Rapid Application Development (RAD) Introduction


This entry is part 1 of 5 in the series RAD

Software engineering’s objectives are to develop useful software on time and on budget. However, it is not realistic to expect excellent software quickly at a cheap price. At best you may get two of the three. Writing excellent software free of bugs costs money, so you won’t get it done fast. Writing excellent software quickly costs significant money also because you will need enough good people on your team to get it done. What is your focus?

Software development models tend to have a focus. Many models focus on the “good” part. RAD focuses on the on-time part. In general, RAD approaches to software development put less emphasis on planning and more emphasis on an adaptive process. Techniques such as prototyping help ensure that the specification gives the customer a result that is useful.

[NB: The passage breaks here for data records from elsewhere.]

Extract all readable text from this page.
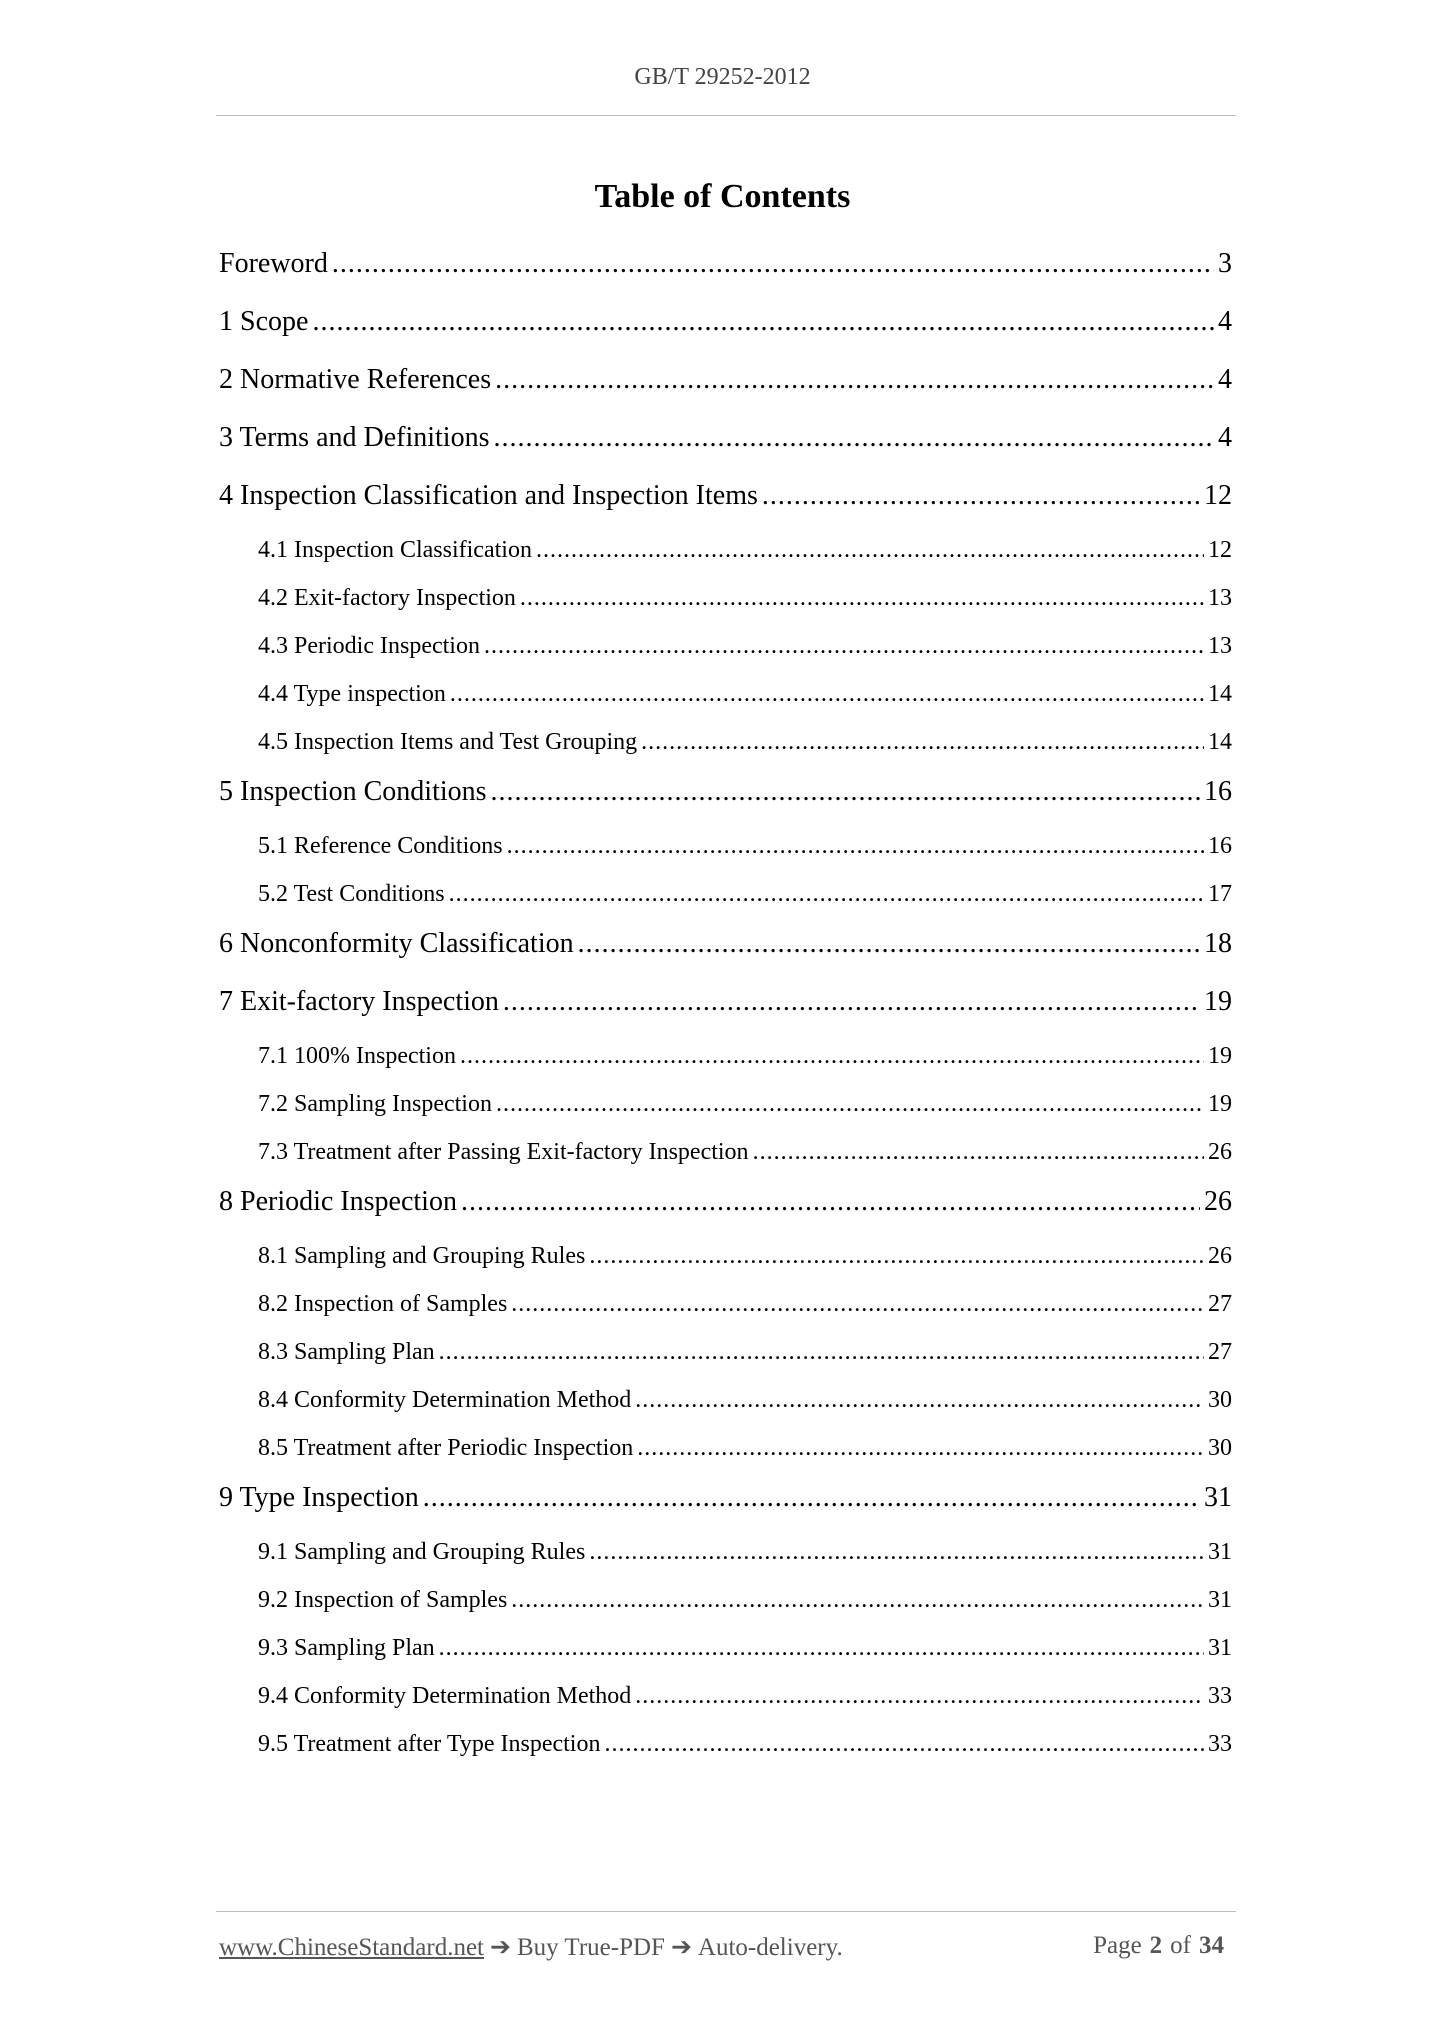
GB/T 29252-2012
Table of Contents
Foreword .....	3
1 Scope .....	4
2 Normative References .....	4
3 Terms and Definitions .....	4
4 Inspection Classification and Inspection Items .....	12
4.1 Inspection Classification .....	12
4.2 Exit-factory Inspection .....	13
4.3 Periodic Inspection .....	13
4.4 Type inspection .....	14
4.5 Inspection Items and Test Grouping .....	14
5 Inspection Conditions .....	16
5.1 Reference Conditions .....	16
5.2 Test Conditions .....	17
6 Nonconformity Classification .....	18
7 Exit-factory Inspection .....	19
7.1 100% Inspection .....	19
7.2 Sampling Inspection .....	19
7.3 Treatment after Passing Exit-factory Inspection .....	26
8 Periodic Inspection .....	26
8.1 Sampling and Grouping Rules .....	26
8.2 Inspection of Samples .....	27
8.3 Sampling Plan .....	27
8.4 Conformity Determination Method .....	30
8.5 Treatment after Periodic Inspection .....	30
9 Type Inspection .....	31
9.1 Sampling and Grouping Rules .....	31
9.2 Inspection of Samples .....	31
9.3 Sampling Plan .....	31
9.4 Conformity Determination Method .....	33
9.5 Treatment after Type Inspection .....	33
www.ChineseStandard.net ➔ Buy True-PDF ➔ Auto-delivery.	Page 2 of 34
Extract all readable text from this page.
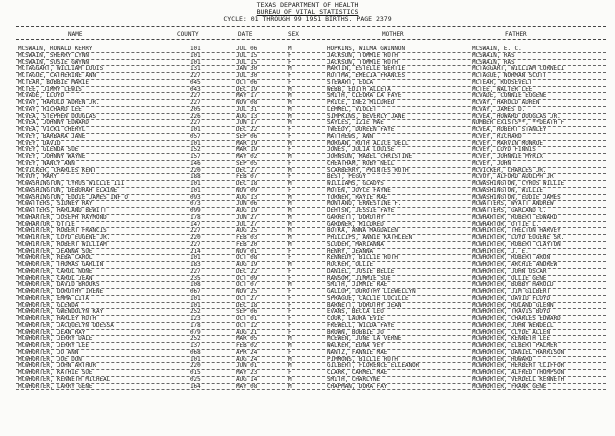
TEXAS DEPARTMENT OF HEALTH
BUREAU OF VITAL STATISTICS
CYCLE: 01 THROUGH 99 1951 BIRTHS. PAGE 2379
NAME	COUNTY	DATE	SEX	MOTHER	FATHER
MCSWAIN, RONALD KERRY	101	JUL 06	M	HOPKINS, WILMA GWINNON	MCSWAIN, E. C.
MCSWAIN, SHERRY LYNN	101	JUL 15	F	JACKSON, TOMMIE RUTH	MCSWAIN, RAS
MCSWAIN, SUSIE GWYNN	101	JUL 15	F	JACKSON, TOMMIE RUTH	MCSWAIN, RAS
MCTAGGART, WILLIAM LOUIS	131	JAN 30	M	MARTIN, ESTELLE BERTIE	MCTAGGART, WILLIAM CORNELI
MCTAGUE, CATHERINE ANN	227	JUL 30	F	RUTTMA, EMELIA FRANCES	MCTAGUE, NORMAN SCOTT
MCTEAR, BOBBIE MARIE	045	OCT 06	F	STEWART, EOLA	MCTEAR, ROOSEVELT
MCTEE, JIMMY LEWIS	043	DEC 19	M	WEBB, EDITH ALLETA	MCTEE, WALTER LEE
MCVADE, LLOYD	227	MAY 17	M	SMITH, CLEORA LA FAYE	MCVADE, CONNIE EUGENE
MCVAY, HAROLD ADREN JR.	227	NOV 08	M	PRICE, INEZ MILDRED	MCVAY, HAROLD ADREN
MCVAY, RICHARD LEE	205	JUL 31	M	LEMMEL, VIOLET	MCVAY, JAMES D.
MCVEA, STEPHEN DOUGLAS	226	AUG 13	M	SIMPKINS, BEVERLY JANE	MCVEA, HOWARD DOUGLAS JR.
MCVEA, JOHNNY EDWARD	227	JUN 17	M	SAYLES, IZIE MAE	NUMBER EXISTS**, **DEATH F
MCVEA, VICKI CHERYL	101	DEC 22	F	TWEEDY, DOREEN FAYE	MCVEA, ROBERT STANLEY
MCVEY, BARBARA JANE	057	SEP 06	F	MATTHEWS, ANN	MCVEY, RICHARD
MCVEY, DAVID	101	MAR 19	M	MORGAN, RUTH ALICE DELL	MCVEY, MARVIN MONROE
MCVEY, GLENDA SUE	152	MAR 19	F	JONES, JULIA LOUISE	MCVEY, LOYD FINNIS
MCVEY, JOHNNY WAYNE	157	MAY 02	M	JOHNSON, MABEL CHRISTINE	MCVEY, JOHNNIE MYRIX
MCVEY, NANCY ANN	146	SEP 05	F	CHEATHAM, RUBY NELL	MCVEY, JOHN
MCVICKER, CHARLES KENT	220	DEC 27	M	SCARBERRY, PRINTES RUTH	MCVICKER, CHARLES JR.
MCVOY, MARY	188	FEB 07	F	BEST, PEGGY	MCVOY, ALFORD ADOLPH JR
MCWASHINGTON, CYRUS WILLIE III	101	DEC 18	M	WILLIAMS, GLADYS	MCWASHINGTON, CYRUS WILLIE
MCWASHINGTON, DEBORAH ELAINE	101	NOV 09	F	MOTEN, JOYCE FAYNE	MCWASHINGTON, WILLIE
MCWASHINGTON, EDDIE JAMES INF O	093	AUG 13	M	TURNER, RAYIE MAE	MCWASHINGTON, EDDIE JAMES
MCWATTERS, SIDNEY RAY	073	JUN 06	M	MONTANO, ERNESTINE F.	MCWATTERS, WYATT ANDREW
MCWATTERS, HARLAND BEWITT	099	AUG 19	M	DEHTSN, JESSIE FAYE	MCWATTERS, GARLAND C.
MCWHARTER, JOSEPH RAYMOND	178	JUN 27	M	GARRETT, DOROTHY	MCWHARTER, ROBERT EDWARD
MCWHARTOR, OTTIE	147	JUL 27	M	GARDNER, MILDRED	MCWHARTOR, OTTIE L.
MCWHIRTER, ROBERT FRANCIS	227	AUG 25	M	BOTKA, ANNA MAGDALEN	MCWHIRTER, THELTON HARVEY
MCWHIRTER, LOYD EUGENE JR.	220	FEB 03	M	PHILLIPS, ANNIE KATHLEEN	MCWHIRTER, LOYD EUGENE SR.
MCWHIRTER, ROBERT WILLIAM	227	FEB 20	M	SLUDER, MARIANNA	MCWHIRTER, ROBERT CLAYTON
MCWHIRTER, JEANNA SUE	214	NOV 01	F	HENRY, JEANNA	MCWHIRTER, J. E.
MCWHORTER, REBA CAROL	101	OCT 08	F	KENNEDY, BILLIE RUTH	MCWHORTER, ROBERT ARON
MCWHORTER, THOMAS GARLIN	183	AUG 19	M	RUCKER, OLLIE	MCWHORTER, ARCHIE ANDREW
MCWHORTER, CAROL NONE	227	DEC 22	F	DANIEL, JOSIE BELLE	MCWHORTER, JOHN OSCAR
MCWHORTER, CAROL JEAN	235	OCT 09	F	RANSOM, JIMMIE SUE	MCWHORTER, OLLIE GENE
MCWHORTER, DAVID BROOKS	108	OCT 07	M	SMITH, JIMMIE RAE	MCWHORTER, BOBBY HAROLD
MCWHORTER, DOROTHY IRENE	067	NOV 25	F	GALLUP, DOROTHY LLEWELLYN	MCWHORTER, JIM GILBERT
MCWHORTER, EMMA LITA	101	OCT 27	F	SPRAGUE, CALLIE LUCILLE	MCWHORTER, DAVID FLOYD
MCWHORTER, GLENDA	101	DEC 18	F	BARNETT, DOROTHY JEAN	MCWHORTER, ROLAND GLENN
MCWHORTER, GWENDOLYN KAY	252	SEP 06	F	EVANS, BECCA LEO	MCWHORTER, TRAVIS BOYD
MCWHORTER, HARLEY RUTH	123	OCT 01	F	COOK, LAURA EVIE	MCWHORTER, CHARLES EDWARD
MCWHORTER, JACQUELYN ODESSA	178	OCT 12	F	FREWELL, WILDA FAYE	MCWHORTER, JOHN WENDELL
MCWHORTER, JEAN RAY	079	AUG 21	F	BROWN, BOBBIE JO	MCWHORTER, CLYDE ALLEN
MCWHORTER, JERRY DALE	252	MAR 05	M	MCEWEN, JUNE LA VERNE	MCWHORTER, KENNETH LEE
MCWHORTER, JERRY LEE	137	FEB 02	M	WALKER, EDNA VEY	MCWHORTER, ELBERT PALMER
MCWHORTER, JO ANN	068	APR 24	F	NANTZ, FANNIE MAE	MCWHORTER, DANIEL HARRISON
MCWHORTER, JOE DON	101	AUG 24	M	PIMMONS, BILLIE RUTH	MCWHORTER, HOWARD
MCWHORTER, JOHN ARTHUR	220	JUN 01	M	GILBERT, FLORENCE ELLEANOR	MCWHORTER, HERBERT CLIFFOR
MCWHORTER, KATHIE SUE	015	MAY 23	F	CLARK, CARMEL MAE	MCWHORTER, ALFRED THOMPSON
MCWHORTER, KENNETH MICHEAL	025	AUG 14	M	SMITH, CHARLYNE	MCWHORTER, VERDELL KENNETH
MCWHORTER, LARRY GENE	164	MAY 08	M	CHAPMAN, DORA FAY	MCWHORTER, FRANK GENE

The book Beginning Software Engineering by Rod Stephens published by Wrox in 2015 says on page 304: “James Martin, one of the pioneers of RAD in the 1980s, described a specific development methodology in his book Rapid Application Development (Macmillan, 1991). Later the terms rapid application development and RAD expanded to include a variety of other models that favor rapid development, so there’s sometimes confusion about the two uses of the term.” Generally we will use RAD to mean the more general term as opposed to the specific James Martin RAD.

There are driving principals behind RAD. Perhaps the most important one is that things always change. Change is constant. For example, towards the end of the project we often find that the requirements have changed. The company’s goals, competition, or the customers (users of the software) change. Another driving principal is that code is written for computer programmers, not the computer. In other words code is written to be understood by people and to be easily maintained by people, not complicated and always optimized. Another principal is iteration. RAD methods take iterative ideas to the extreme.

The list of topics covered in the book Beginning Software Engineering published by Rod Stephens published by Wrox in 2015 are:

  • RAD Principals
  • James Martin RAD
  • Agile
  • Extreme Programming (XP)
  • Scrum
  • Lean
  • Crystal
  • Feature-Driven Development
  • Agile Unified Process
  • Disciplined Agile Delivery
  • Dynamic Systems Development Method
  • Kanban

Why RAD?

What are some of the advantages of RAD? More accurate requirements, the ability to adapt to changes, frequent customer (end-user) involvement results in more input and commitment, early software releases, code reuse, constant testing resulting in fewer bugs and an overall greater chance of success. RAD is well suited to applications that have a proportionally large GUI component.

There are disadvantages of RAD. Difficulty in getting the team to adopt new RAD models, difficult to develop large systems with RAD due to the communication overhead, requires more skilled team members, sometime difficult to get enough customer time and input (people are busy), managers may have difficulty giving up control, and sometimes a project’s small iterations lead to a less than optimal design if the project is complex.